Pendientes de su desperdicio observaban desde su puerta a cada persona que se acercaba,
para asegurarse después de que el grifo quedaba cerrado. Eluterio, que, ya cuando murió
no sé si realmente sabía mi nombre. Pero no me importa. siempre era para él
"Vitorieja", como mi madre, hija del lugar. Arturo, y su tienda, con sus rarezas
de senectud, pero quizá por eso, aún más entrañable. También estaba Paco, mi vecino,
que cada mañana tomaba el sol en su jardín, hasta que un día decidió no dar más que
hacer a sus hijos. O Ramón, que aún siendo un octogenario más que respetable, se daba
sus largos paseos mañaneros por los montes que rodean el pueblo en busca de tomillo y
manzanilla para regalar al primero que se encontrara, y que, desde que enviudó, no sé
cuántos años atrás, era capaz de apañárselas solo, en la que fácilmente podría ser
la casa más antigua del lugar. Pero guardo un recuerdo especial de Jesús, el carpintero,
como era conocido en la comarca, y la referencia que tomaba la gente para reconocernos a
los familiares. Una anécdota que me contó una y mil veces era que, entre todos los
muebles que hacía, también había cajas fúnebres. Cierto día, un niño bastante
avispado, cayó en la cuenta de que "el señor Jesús no se podría morir nunca,
porque entonces, no tendría quien le fabricara el ataúd". Y así se lo dijo.
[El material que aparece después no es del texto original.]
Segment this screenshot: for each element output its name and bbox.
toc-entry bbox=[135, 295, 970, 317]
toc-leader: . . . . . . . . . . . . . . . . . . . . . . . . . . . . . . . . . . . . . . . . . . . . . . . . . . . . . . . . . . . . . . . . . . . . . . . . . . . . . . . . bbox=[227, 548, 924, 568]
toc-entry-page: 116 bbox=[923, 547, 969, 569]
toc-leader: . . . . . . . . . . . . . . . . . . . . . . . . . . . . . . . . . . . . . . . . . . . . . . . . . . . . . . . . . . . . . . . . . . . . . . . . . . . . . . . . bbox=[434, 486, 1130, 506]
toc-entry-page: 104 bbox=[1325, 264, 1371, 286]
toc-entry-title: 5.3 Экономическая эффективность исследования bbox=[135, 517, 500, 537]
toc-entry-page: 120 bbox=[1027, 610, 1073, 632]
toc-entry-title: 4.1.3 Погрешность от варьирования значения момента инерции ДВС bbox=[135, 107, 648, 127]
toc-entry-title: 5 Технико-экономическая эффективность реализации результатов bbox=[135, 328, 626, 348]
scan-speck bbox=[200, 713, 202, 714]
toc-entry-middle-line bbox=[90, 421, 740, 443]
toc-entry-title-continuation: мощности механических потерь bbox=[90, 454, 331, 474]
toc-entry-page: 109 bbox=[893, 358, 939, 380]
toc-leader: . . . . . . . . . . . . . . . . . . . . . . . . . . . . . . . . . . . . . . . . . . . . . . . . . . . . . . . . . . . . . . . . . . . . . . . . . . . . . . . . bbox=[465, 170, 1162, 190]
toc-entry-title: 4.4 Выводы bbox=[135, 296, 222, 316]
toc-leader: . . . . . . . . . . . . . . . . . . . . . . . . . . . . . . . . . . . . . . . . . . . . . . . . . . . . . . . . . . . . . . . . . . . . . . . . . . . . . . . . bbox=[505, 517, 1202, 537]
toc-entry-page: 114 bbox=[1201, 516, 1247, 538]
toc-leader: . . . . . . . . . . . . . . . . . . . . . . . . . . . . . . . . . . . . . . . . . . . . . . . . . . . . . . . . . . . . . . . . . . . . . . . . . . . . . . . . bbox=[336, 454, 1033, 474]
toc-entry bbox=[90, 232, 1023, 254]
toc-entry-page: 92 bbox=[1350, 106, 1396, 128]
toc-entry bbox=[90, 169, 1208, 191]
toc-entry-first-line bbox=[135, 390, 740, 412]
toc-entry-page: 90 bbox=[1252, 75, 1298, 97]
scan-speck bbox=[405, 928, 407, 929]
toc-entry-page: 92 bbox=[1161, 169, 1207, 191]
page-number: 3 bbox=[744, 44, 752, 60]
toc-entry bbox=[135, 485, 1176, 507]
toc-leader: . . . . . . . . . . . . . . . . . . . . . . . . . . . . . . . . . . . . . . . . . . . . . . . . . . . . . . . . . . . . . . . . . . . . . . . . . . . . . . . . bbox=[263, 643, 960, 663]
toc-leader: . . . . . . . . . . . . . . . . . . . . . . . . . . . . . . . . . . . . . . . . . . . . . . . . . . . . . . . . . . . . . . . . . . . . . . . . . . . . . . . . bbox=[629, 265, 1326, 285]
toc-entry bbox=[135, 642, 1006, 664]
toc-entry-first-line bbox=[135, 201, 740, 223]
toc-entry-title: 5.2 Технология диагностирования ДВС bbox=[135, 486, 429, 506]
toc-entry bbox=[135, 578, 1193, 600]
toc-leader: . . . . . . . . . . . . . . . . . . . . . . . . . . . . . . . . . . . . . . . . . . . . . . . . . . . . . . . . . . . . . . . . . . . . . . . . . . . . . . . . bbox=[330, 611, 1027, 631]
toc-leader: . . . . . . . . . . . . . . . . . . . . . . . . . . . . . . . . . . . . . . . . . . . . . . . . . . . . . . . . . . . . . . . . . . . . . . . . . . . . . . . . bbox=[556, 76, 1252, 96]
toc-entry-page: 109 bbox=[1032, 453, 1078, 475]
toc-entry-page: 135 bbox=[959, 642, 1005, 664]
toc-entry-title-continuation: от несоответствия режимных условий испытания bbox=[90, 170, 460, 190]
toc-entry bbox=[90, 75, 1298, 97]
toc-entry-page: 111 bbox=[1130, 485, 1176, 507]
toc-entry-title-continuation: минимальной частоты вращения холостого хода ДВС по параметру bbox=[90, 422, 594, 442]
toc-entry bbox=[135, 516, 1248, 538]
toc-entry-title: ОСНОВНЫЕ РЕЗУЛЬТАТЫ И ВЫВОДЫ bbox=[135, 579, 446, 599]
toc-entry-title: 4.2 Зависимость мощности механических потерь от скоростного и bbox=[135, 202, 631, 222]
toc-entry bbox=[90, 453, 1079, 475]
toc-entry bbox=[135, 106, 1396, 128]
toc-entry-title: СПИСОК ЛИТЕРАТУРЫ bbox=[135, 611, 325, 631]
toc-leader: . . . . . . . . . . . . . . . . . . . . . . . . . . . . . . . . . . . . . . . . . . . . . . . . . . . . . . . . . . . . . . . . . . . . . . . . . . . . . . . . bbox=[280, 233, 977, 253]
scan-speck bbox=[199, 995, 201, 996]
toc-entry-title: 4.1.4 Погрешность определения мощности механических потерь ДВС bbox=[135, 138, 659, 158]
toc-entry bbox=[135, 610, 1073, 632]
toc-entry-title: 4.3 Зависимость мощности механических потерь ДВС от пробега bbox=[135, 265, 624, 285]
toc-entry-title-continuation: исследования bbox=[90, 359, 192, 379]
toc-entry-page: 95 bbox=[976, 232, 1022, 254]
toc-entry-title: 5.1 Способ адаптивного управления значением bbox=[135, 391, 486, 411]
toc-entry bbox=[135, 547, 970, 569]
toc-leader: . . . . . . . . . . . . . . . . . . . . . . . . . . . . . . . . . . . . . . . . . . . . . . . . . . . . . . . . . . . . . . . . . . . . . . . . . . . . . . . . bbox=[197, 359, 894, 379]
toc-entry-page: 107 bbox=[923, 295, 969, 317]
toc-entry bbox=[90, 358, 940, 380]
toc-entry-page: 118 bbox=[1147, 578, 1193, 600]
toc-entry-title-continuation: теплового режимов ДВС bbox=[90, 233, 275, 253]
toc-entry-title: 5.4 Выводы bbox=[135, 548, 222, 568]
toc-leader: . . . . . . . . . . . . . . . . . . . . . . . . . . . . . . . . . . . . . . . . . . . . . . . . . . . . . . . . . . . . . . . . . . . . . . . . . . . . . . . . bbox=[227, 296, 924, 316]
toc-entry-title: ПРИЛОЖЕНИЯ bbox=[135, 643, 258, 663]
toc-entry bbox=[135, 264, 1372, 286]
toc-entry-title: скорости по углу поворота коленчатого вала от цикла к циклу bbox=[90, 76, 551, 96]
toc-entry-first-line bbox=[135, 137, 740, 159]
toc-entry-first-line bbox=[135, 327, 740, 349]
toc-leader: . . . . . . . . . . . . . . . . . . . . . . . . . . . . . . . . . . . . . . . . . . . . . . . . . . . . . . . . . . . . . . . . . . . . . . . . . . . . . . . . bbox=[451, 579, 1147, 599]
Uno tras otro se han ido yendo, dejando el pueblo tan vacío de gente, pero tan lleno de
recuerdos. En cada calle, en cada casa, en cada puerta cerrada hay una historia. Ya no
volverá a funcionar la fábrica de harinas, ni el horno, ni la pequeña y en otro tiempo
tan ajetreada carpintería. Todo eso es inevitable. Pero me niego a olvidarles, porque han
sido parte de mi vida. ¿Cómo olvidar el olor de las virutas desprendidas de la madera
recién cepillada, la acogedora oscuridad de la casa, y por supuesto, a mi querido
carpintero?. Con toda esa gente he crecido, y la mayoría me ha aportado, en mayor o en
menor medida cosas que sé ahora. aunque me hubiera gustado conocer tantas cosas más... Y
es que todos estos ancianos son nuestra memoria histórica. Forman el lado humano, el lado
real y auténtico de la parte de la Historia que han vivido: una república, una guerra
civil, una dictadura. Para ellos no fue una contienda como cualquier otra, como para mí,
que apenas alcanzo a recordar el golpe de Estado de 1981. Para ellos fue su guerra y su
dictadura, con sus derrotas, sus muertos, sus victorias, sus penas y sus alegrías.
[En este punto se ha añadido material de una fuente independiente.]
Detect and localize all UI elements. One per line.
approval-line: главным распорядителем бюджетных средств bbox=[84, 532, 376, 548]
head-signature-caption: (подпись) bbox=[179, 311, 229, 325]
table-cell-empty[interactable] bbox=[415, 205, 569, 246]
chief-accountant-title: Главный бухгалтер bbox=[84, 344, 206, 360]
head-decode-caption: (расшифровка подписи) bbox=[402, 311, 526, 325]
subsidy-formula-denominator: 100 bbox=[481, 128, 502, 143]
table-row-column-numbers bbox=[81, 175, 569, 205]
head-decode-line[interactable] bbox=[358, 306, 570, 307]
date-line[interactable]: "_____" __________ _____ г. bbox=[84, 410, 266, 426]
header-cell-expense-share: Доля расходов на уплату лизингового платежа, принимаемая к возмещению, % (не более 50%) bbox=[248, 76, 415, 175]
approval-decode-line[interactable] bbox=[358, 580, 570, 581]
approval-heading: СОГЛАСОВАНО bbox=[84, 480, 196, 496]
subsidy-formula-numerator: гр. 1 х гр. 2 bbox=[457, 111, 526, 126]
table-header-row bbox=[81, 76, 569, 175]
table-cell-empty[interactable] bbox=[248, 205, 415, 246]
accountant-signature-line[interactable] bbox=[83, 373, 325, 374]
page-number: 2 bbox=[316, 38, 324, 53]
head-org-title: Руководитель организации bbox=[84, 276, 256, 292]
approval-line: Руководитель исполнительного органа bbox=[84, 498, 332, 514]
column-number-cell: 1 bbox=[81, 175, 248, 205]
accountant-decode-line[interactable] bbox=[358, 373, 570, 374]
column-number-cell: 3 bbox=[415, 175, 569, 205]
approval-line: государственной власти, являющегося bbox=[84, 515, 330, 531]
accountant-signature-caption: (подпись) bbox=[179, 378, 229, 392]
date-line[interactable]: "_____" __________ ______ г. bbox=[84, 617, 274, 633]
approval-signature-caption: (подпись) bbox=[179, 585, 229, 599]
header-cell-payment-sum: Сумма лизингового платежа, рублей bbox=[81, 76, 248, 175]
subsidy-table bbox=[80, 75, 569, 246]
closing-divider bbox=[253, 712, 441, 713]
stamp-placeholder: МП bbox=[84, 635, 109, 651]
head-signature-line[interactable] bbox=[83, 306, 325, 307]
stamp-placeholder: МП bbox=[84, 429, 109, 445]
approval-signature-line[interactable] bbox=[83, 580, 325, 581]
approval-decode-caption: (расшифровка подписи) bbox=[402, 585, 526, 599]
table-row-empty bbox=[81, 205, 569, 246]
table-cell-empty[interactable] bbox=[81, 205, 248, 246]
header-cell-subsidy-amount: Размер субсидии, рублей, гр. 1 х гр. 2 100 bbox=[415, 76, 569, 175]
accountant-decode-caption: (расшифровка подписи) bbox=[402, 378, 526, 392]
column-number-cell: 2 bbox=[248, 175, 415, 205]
Ellos han visto nacer la radio y la televisión, han visto crecer al cine... Y ahora,
reflexionando sobre todo ello, me doy cuenta de que ya es demasiado tarde. No podrán ya
contarme cómo era todo antes, qué impresiones les producían los nuevos avances, las
novedades de cada época... Tarde para conocer lo que me hubieran podido transmitir de su
particular visión del mundo, la de cada uno, de hace cuarenta, sesenta o setenta años.
No quisiera dar con esto un mensaje pesimista. Simplemente es una reflexión del poco
aprovechamiento de lo que yo llamo "enciclopedias andantes", gente que ha vivido
tanto, que ha pasado por tantos sucesos históricos, que tiene que conocer tanto... Y no
sólo por eso, sino porque, además de formar parte de la historia de un pueblo, forman
parte de la historia de cada uno, de cada persona que ha tenido el gusto de coincidir con
ellos, con esos ancianos que serían capaces de bucear toda una tarde en sus recuerdos y
dejarse el tintero tan repleto todavía de datos y anécdotas. Porque una tarde no es nada
en comparación con ochenta o noventa años. Años tan intensamente vividos.